The assistant police commissioner said they were trying to promote awareness among Ugandans about their labor rights. "It's their lives they're wasting; they should not act desperately and understand the tricks of traffickers," Binoga said.
While at the official's office, two young women in their early 20s anxiously awaited permission to travel abroad. Our reporter overheard them making frantic phone calls in which they asked an elderly gentleman to act as their "uncle." "We should only answer what he asks and not sign anything we don't understand," one told the other.
In their open interview with Binoga, which our reporter was allowed to attend, the assistant police commissioner asked the girls where they were travelling and why. "We want to go to Thailand," they both said. "I was there in July 2013 and I only go there to do business," one of them added. When asked the reason for travelling, the girls answered in unison: "We sell clothes and have a small shop in downtown Kampala."
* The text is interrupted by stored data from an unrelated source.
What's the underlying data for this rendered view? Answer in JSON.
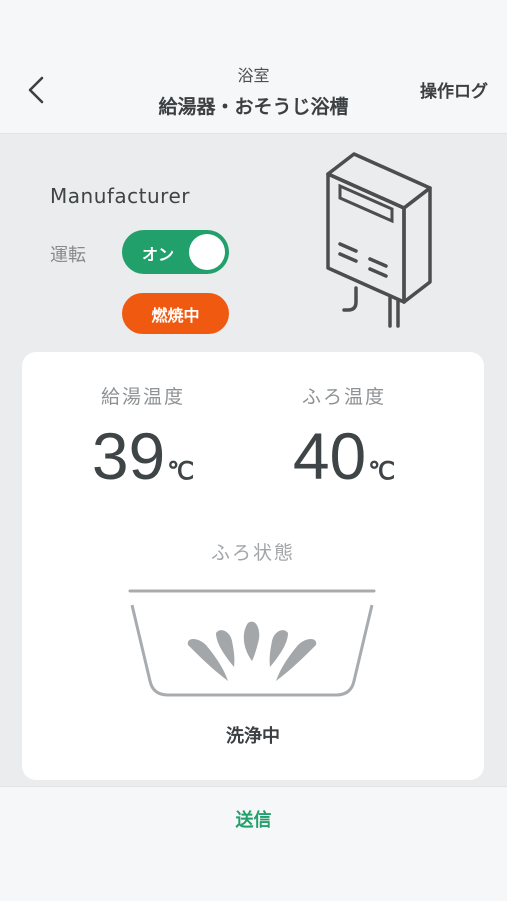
{
  "header": {
    "subtitle": "浴室",
    "title": "給湯器・おそうじ浴槽",
    "log_label": "操作ログ"
  },
  "device": {
    "manufacturer": "Manufacturer",
    "run_label": "運転",
    "toggle_label": "オン",
    "toggle_on": true,
    "status_badge": "燃焼中"
  },
  "card": {
    "hot_water": {
      "label": "給湯温度",
      "value": "39",
      "unit": "℃"
    },
    "bath": {
      "label": "ふろ温度",
      "value": "40",
      "unit": "℃"
    },
    "bath_state_label": "ふろ状態",
    "bath_state": "洗浄中"
  },
  "footer": {
    "send_label": "送信"
  },
  "colors": {
    "accent": "#22a06b",
    "burning": "#ef5a10",
    "background": "#ebecee"
  }
}
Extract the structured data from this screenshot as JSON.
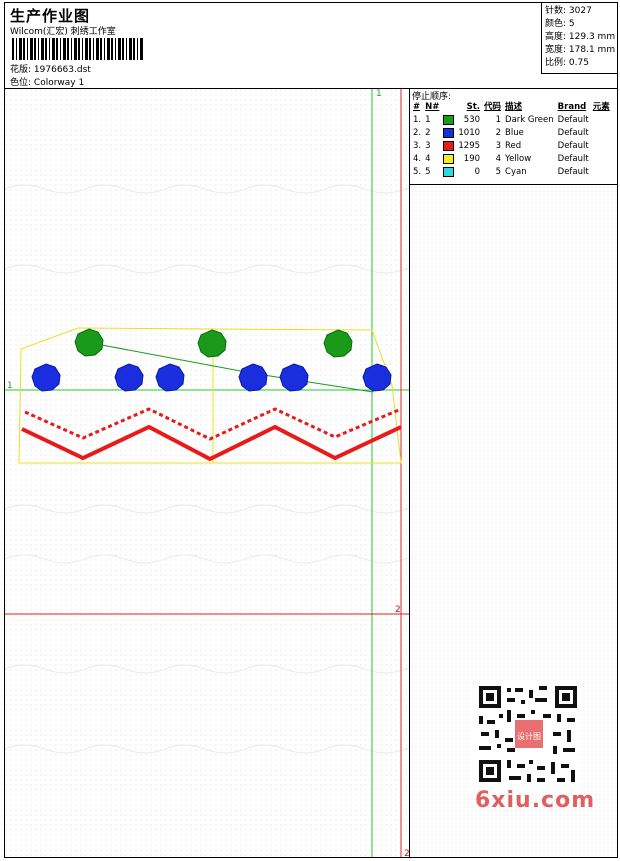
{
  "header": {
    "title": "生产作业图",
    "subtitle": "Wilcom(汇宏) 刺绣工作室",
    "design_label": "花版:",
    "design_value": "1976663.dst",
    "colorway_label": "色位:",
    "colorway_value": "Colorway 1"
  },
  "stats": [
    {
      "label": "针数:",
      "value": "3027"
    },
    {
      "label": "颜色:",
      "value": "5"
    },
    {
      "label": "高度:",
      "value": "129.3 mm"
    },
    {
      "label": "宽度:",
      "value": "178.1 mm"
    },
    {
      "label": "比例:",
      "value": "0.75"
    }
  ],
  "stop_sequence": {
    "title": "停止顺序:",
    "headers": [
      "#",
      "N#",
      "",
      "St.",
      "代码",
      "描述",
      "Brand",
      "元素"
    ],
    "rows": [
      {
        "idx": "1.",
        "n": "1",
        "color": "#1a9a1a",
        "st": "530",
        "code": "1",
        "desc": "Dark Green",
        "brand": "Default"
      },
      {
        "idx": "2.",
        "n": "2",
        "color": "#1a2ee0",
        "st": "1010",
        "code": "2",
        "desc": "Blue",
        "brand": "Default"
      },
      {
        "idx": "3.",
        "n": "3",
        "color": "#e81a1a",
        "st": "1295",
        "code": "3",
        "desc": "Red",
        "brand": "Default"
      },
      {
        "idx": "4.",
        "n": "4",
        "color": "#f0f020",
        "st": "190",
        "code": "4",
        "desc": "Yellow",
        "brand": "Default"
      },
      {
        "idx": "5.",
        "n": "5",
        "color": "#30d8e0",
        "st": "0",
        "code": "5",
        "desc": "Cyan",
        "brand": "Default"
      }
    ]
  },
  "guides": {
    "v_label": "1",
    "h_label": "1",
    "red_h_label": "2",
    "red_v_label": "2"
  },
  "colors": {
    "green_guide": "#22cc22",
    "red_guide": "#e02020",
    "outline": "#e8e020"
  },
  "watermark": "6xiu.com",
  "qr_stamp": "设计图"
}
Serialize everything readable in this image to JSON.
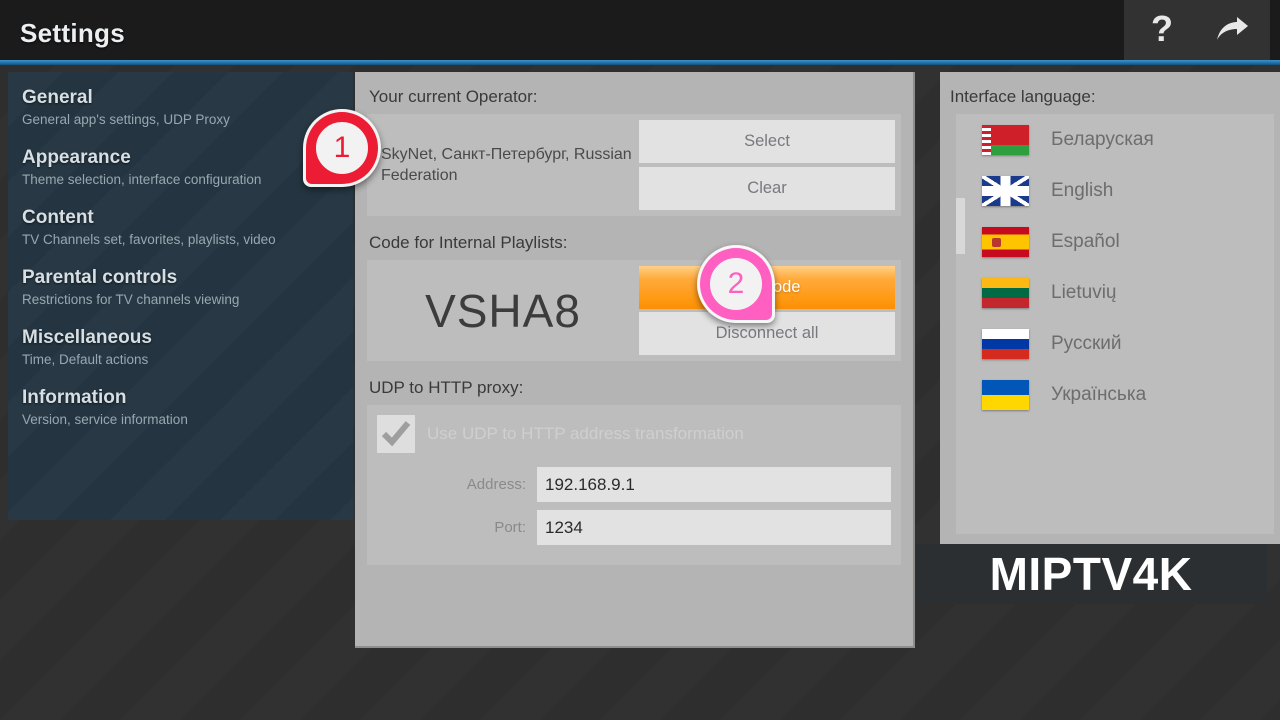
{
  "header": {
    "title": "Settings",
    "help_icon": "question-mark-icon",
    "exit_icon": "forward-arrow-icon"
  },
  "sidebar": {
    "items": [
      {
        "title": "General",
        "subtitle": "General app's settings, UDP Proxy"
      },
      {
        "title": "Appearance",
        "subtitle": "Theme selection, interface configuration"
      },
      {
        "title": "Content",
        "subtitle": "TV Channels set, favorites, playlists, video"
      },
      {
        "title": "Parental controls",
        "subtitle": "Restrictions for TV channels viewing"
      },
      {
        "title": "Miscellaneous",
        "subtitle": "Time, Default actions"
      },
      {
        "title": "Information",
        "subtitle": "Version, service information"
      }
    ]
  },
  "main": {
    "operator": {
      "label": "Your current Operator:",
      "value": "SkyNet, Санкт-Петербург, Russian Federation",
      "select_button": "Select",
      "clear_button": "Clear"
    },
    "code": {
      "label": "Code for Internal Playlists:",
      "value": "VSHA8",
      "get_code_button": "Get code",
      "disconnect_button": "Disconnect all"
    },
    "proxy": {
      "label": "UDP to HTTP proxy:",
      "checkbox_label": "Use UDP to HTTP address transformation",
      "checkbox_checked": "checked",
      "address_label": "Address:",
      "address_value": "192.168.9.1",
      "port_label": "Port:",
      "port_value": "1234"
    }
  },
  "language_panel": {
    "label": "Interface language:",
    "items": [
      {
        "name": "Беларуская",
        "flag": "flag-belarus"
      },
      {
        "name": "English",
        "flag": "flag-united-kingdom"
      },
      {
        "name": "Español",
        "flag": "flag-spain"
      },
      {
        "name": "Lietuvių",
        "flag": "flag-lithuania"
      },
      {
        "name": "Русский",
        "flag": "flag-russia"
      },
      {
        "name": "Українська",
        "flag": "flag-ukraine"
      }
    ]
  },
  "callouts": [
    {
      "number": "1",
      "color": "#ed1c35"
    },
    {
      "number": "2",
      "color": "#ff5fc0"
    }
  ],
  "watermark": {
    "text": "MIPTV4K"
  },
  "colors": {
    "accent_line": "#2d82bd",
    "header_bg": "#1b1b1b",
    "sidebar_bg": "#243541",
    "panel_bg": "#b4b4b4",
    "button_bg": "#e2e2e2",
    "primary_button": "#ff9a13"
  }
}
Not convinced by their answers, the police official asked them to come the next day and show him their shop. He also asked them for a letter from the landlord that allegedly owned the shop. Irritated, the girls quickly said the request was "impossible." "How can the landlord give us a letter when we don't even get receipts to show we pay rent?" asked one.
Smelling trouble, the assistant police commissioner warned the young girls of what could be in store for them abroad. "When we give you permission to travel, you'll get there and this uncle of yours isn't the one who's going to sleep with six men," he said bluntly. The conversation ended with the girls, escorted by their "uncle," leaving in silence and looking disappointed.
Binoga told AA that it's very rare for girls seeking travel clearance to open up on the first interaction. "The first day they will tell you the story that they have been told to stick to," he said. "They would say, 'We are going to work because we are suffering, we have no jobs,' although some of them leave their jobs here and have been promised better pay," the police official added. He said immigration and security officers at the country's entry and exit points were also on alert. "These officers will interview you and see whether the reasons as to why you're going are genuine. If they are not satisfied, then they can delay you and advise you it's not safe for you to go," he added.
The assistant police commissioner said there were arrangements with what he described as "stubborn countries" to enable the two governments to monitor the working conditions of expatriate Ugandans.
The police have advised policy-makers to consider prohibiting Ugandan nationals from seeking employment in some countries, such as Kuwait. "We have a problem with rescuing Ugandans," said Binoga. "The Kuwait government is uncooperative and their laws give a lot of power to [Kuwaiti] nationals over [expatriate] workers."
India, Thailand, China, Malaysia and Oman are also perceived as centers of potential sexual exploitation under the guise of domestic employment. Kuwait, Dubai, Saudi Arabia and Qatar, too, are infamous for labor exploitation.
Binoga acknowledges the challenges posed by the phenomenon, which he attributed to "the critical push-and-pull factors of poverty, unemployment and the wish for a better life outside Uganda." He cited growing demand for cheap labor and cheap sex. "This means the business is here to stay; it's a new aspect for Uganda with its weak laws to manage," he said.
Binoga stressed that the authorities were trying to improve existing laws related to the issue while also providing more training to law enforcement personnel.